賞の贈呈式で、窪先生から「次の受賞者が発表される1年後までに、この作品をちゃんと本にして私に見せてくれると約束してください」と言っていただきました。
受賞発表があってからというもの、たくさんの方からお声掛けいただいたり、取材を受けたりするようになりました。でも周囲からの扱いが変われば変わるほど、「いや自分はすごくない」「調子に乗ってはいけない」と自制する心の向きのほうが強くなって。「すごくない」と自己否定することで謙虚であろうとしたんですね。
しかし最近はまた違う考えが生まれてきました。自分を卑下することと、賞の価値を軽くとらえることは違うな、と。そんな考えがあり、いまは賞の重みをしっかり受け止めないといけないと感じています。
窪先生や町田そのこ先生など、R-18文学賞はこれまでに錚々たる作家の方々を送り出してきました。その歴史の重みは確実にあって、これから自分の名前で作品を出すときには、絶対に中途半端なものは出せないなと感じています。

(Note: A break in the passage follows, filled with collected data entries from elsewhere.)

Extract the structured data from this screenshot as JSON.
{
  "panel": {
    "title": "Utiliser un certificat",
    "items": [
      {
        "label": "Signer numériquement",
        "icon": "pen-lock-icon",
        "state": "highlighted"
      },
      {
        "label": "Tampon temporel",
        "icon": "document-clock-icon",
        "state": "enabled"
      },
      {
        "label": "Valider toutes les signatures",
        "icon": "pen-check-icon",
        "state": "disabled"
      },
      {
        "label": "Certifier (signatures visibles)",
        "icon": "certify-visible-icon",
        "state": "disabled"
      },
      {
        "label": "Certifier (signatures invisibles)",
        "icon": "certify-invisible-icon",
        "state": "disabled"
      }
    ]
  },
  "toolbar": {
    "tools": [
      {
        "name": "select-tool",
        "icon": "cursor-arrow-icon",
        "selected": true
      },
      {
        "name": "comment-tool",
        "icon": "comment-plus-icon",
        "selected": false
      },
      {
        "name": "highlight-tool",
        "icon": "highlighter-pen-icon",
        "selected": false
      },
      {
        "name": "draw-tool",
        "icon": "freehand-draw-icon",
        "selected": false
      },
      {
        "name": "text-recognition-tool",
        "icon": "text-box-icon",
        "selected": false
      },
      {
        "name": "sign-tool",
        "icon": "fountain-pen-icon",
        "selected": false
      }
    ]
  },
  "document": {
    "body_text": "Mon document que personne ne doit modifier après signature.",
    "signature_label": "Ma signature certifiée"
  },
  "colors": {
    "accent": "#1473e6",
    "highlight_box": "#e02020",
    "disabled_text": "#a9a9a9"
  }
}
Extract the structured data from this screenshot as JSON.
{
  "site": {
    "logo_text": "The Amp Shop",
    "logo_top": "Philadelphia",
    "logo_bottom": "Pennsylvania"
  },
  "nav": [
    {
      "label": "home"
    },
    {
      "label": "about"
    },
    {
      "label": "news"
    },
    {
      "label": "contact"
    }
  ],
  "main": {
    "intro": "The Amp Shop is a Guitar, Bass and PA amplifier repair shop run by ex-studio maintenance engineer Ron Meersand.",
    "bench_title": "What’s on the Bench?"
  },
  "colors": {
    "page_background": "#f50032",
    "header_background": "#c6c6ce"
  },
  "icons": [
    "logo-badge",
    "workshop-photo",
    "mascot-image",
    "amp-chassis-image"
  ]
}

─ 今回「救われてんじゃねえよ」が高く評価された要因として、ご自身ではどんな点に最大のポイントがあったと考えますか?
評価はわかりませんが、書いているときには「現実」を誠実に書くことに意識を向けていました。この作品は基本的にフィクションなんですが、物語の中で主人公の沙智がお母さんと倒れ込んで笑い合うシーンは、実体験がベースになっています。その瞬間を書きたいと思って書きはじめたんです。小説の執筆に取りかかる前、何人かの人に「お母さんを家で介護しとったんやけど、こういうことがあってな」と話してみたことがありました。その時は「え、それ笑いごとじゃないやん……」みたいな反応をされてしまって。
でも、きっと高校生のときの私はそういう反応をされたくないと思うんです。当時私がその瞬間に抱いていた苦しみと同時に、倒れ込んでしまった瞬間の笑いが存在したことを形にしないと、高校生の自分を救うことができないと思いました。
確かに苦しみはあったけど、苦しみだけではなかった。それを書かないと、高校生の私に失礼になってしまうと思ったんです。過去の私に嘘をついたり、簡単にしたりしたくなかった。
だからそういう意味では、この作品を書くときにはちゃんと誠実に向き合いたいと思っていました。過去の私から「綺麗事にすんなよ」と言われないように、現実を誠実に書きたいな、と。
─ これからの目標について教えて下さい。
受賞後に出版社の方から「本を出すまでは、社内ではまだ作家ではなく、受賞者として扱っています」と言われたので、まずは本を出して「作家」になりたいと思っています。
でもさらに理想を言うと、現実を書きたい、人間を書きたいと思います。そのことを言い換えれば、社会の中に確実に存在するけど、クローズアップしたときに消えてしまうものを書きたいという感覚です。
社会から存在が掻き消されそうになっている人の物語を書くことで「いや、ここにおるで!」と、その存在を示していける作品が書けたらいいなと思っています。